One problem with validation sets is that you "lose" some of the data. Above, we've only used 3/4 of the data for the training, and used 1/4 for the validation. Another option is to use 2-fold cross-validation, where we split the sample in half and perform the validation twice:

In [51]:
X1, X2, y1, y2 = train_test_split(X, y, test_size=0.5, random_state=0)
X1.shape, X2.shape

((898, 64), (899, 64))

In [57]:
score1 = KNeighborsClassifier(1).fit(X2, y2).score(X1, y1)
score2 = KNeighborsClassifier(1).fit(X1, y1).score(X2, y2)
print(score1)
print(score2)
print((score1+score2)/2)

0.983296213808
0.982202447164
0.982749330486


In [60]:
from sklearn.cross_validation import cross_val_score
cv = cross_val_score(clf, X, y, cv=2)
cv.mean()

0.96048785080069765

In [61]:
cross_val_score(KNeighborsClassifier(1), X, y, cv=5)

array([ 0.96153846,  0.95303867,  0.96657382,  0.98879552,  0.95492958])

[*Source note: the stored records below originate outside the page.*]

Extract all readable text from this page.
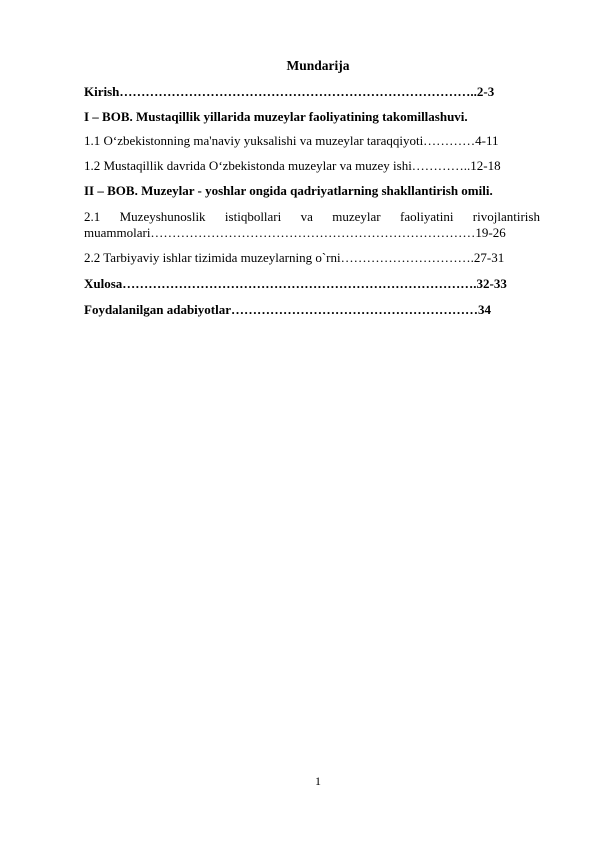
Mundarija
Kirish………………………………………………………………………..2-3
I – BOB. Mustaqillik yillarida muzeylar faoliyatining takomillashuvi.
1.1 O‘zbekistonning ma'naviy yuksalishi va muzeylar taraqqiyoti…………4-11
1.2 Mustaqillik davrida O‘zbekistonda muzeylar va muzey ishi…………..12-18
II – BOB. Muzeylar - yoshlar ongida qadriyatlarning shakllantirish omili.
2.1 Muzeyshunoslik istiqbollari va muzeylar faoliyatini rivojlantirish
muammolari…………………………………………………………………19-26
2.2 Tarbiyaviy ishlar tizimida muzeylarning o`rni………………………….27-31
Xulosa……………………………………………………………………….32-33
Foydalanilgan adabiyotlar…………………………………………………34
1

## Bias-Variance Trade-off, Overfitting, Underfitting and Model Selection

Selecting the optimal model for your data is what makes the difference between a good and a bad data scientist.

If our estimator is underperforming, how should we move forward?

- Use simpler or more complicated model?
- Add more features to each observed data point?
- Add more training samples?

Sometimes using a more complicated model will give worse results because we fit the noise.